Mittlerweile ist der Dacia Logan in weiteren Karrosserievarianten zu erwerben. Neben der Limousine und dem MCV, der Kombi-Variante des Logan, gibt es auch noch weitere Modelle. So wird seit 2007 in Südamerika der Logan als Renault Sandero in einer 5-türigen Steilheckvariante vertrieben. In Europa soll er als Dacia Sandero im Sommer 2008 erscheinen. Auch um einen Pick-up soll die Modellpalette 2008 erweitert werden. Seit 2004 betreibt die hundertprozentige Renaulttochter Dacia nur noch die Werke in Mioveni und Pitesti. Dort wird fast ausschließlich nur noch der Dacia Logan gefertigt. Lediglich einige Nutzfahrzeuge mit offener Ladefläche vervollkommnen die Angebotspalette. Durch die Einführung des Dacia Logan gelang es Renault, ein Fahrzeug auf den Markt zu bringen, welches in dieser Preisklasse so nicht dagewesen oder erwartet worden war.
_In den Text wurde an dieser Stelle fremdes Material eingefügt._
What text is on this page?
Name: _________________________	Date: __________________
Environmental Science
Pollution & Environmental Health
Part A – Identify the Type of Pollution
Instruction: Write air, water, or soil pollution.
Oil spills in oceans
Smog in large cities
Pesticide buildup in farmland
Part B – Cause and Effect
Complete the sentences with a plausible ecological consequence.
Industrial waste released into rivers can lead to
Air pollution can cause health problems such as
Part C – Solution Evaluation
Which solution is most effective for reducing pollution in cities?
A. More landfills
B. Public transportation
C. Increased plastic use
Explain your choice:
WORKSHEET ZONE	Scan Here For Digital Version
Was macht den Logan von Dacia so konkurrenzlos im Billigpreissegment?

Mittlerweile versuchen immer mehr Hersteller mit eigenen Fahrzeugen in dieses Billigpreissegment einzudringen. Aber gerade bei Fahrzeugen mit vergleichbarer Größe gibt es noch keine aussichtsreiche Konkurrenz. Diesem Umstand verdanken die Dacia Werke, dass sie mit Skoda erfolgreich dem Negativtrend osteuropäischer Fahrzeugbauer entgegenwirken können. So können selbst die ehemals weit überlegenen Konkurrenten wie Lada nur neidvoll zu den Rumänen aufblicken.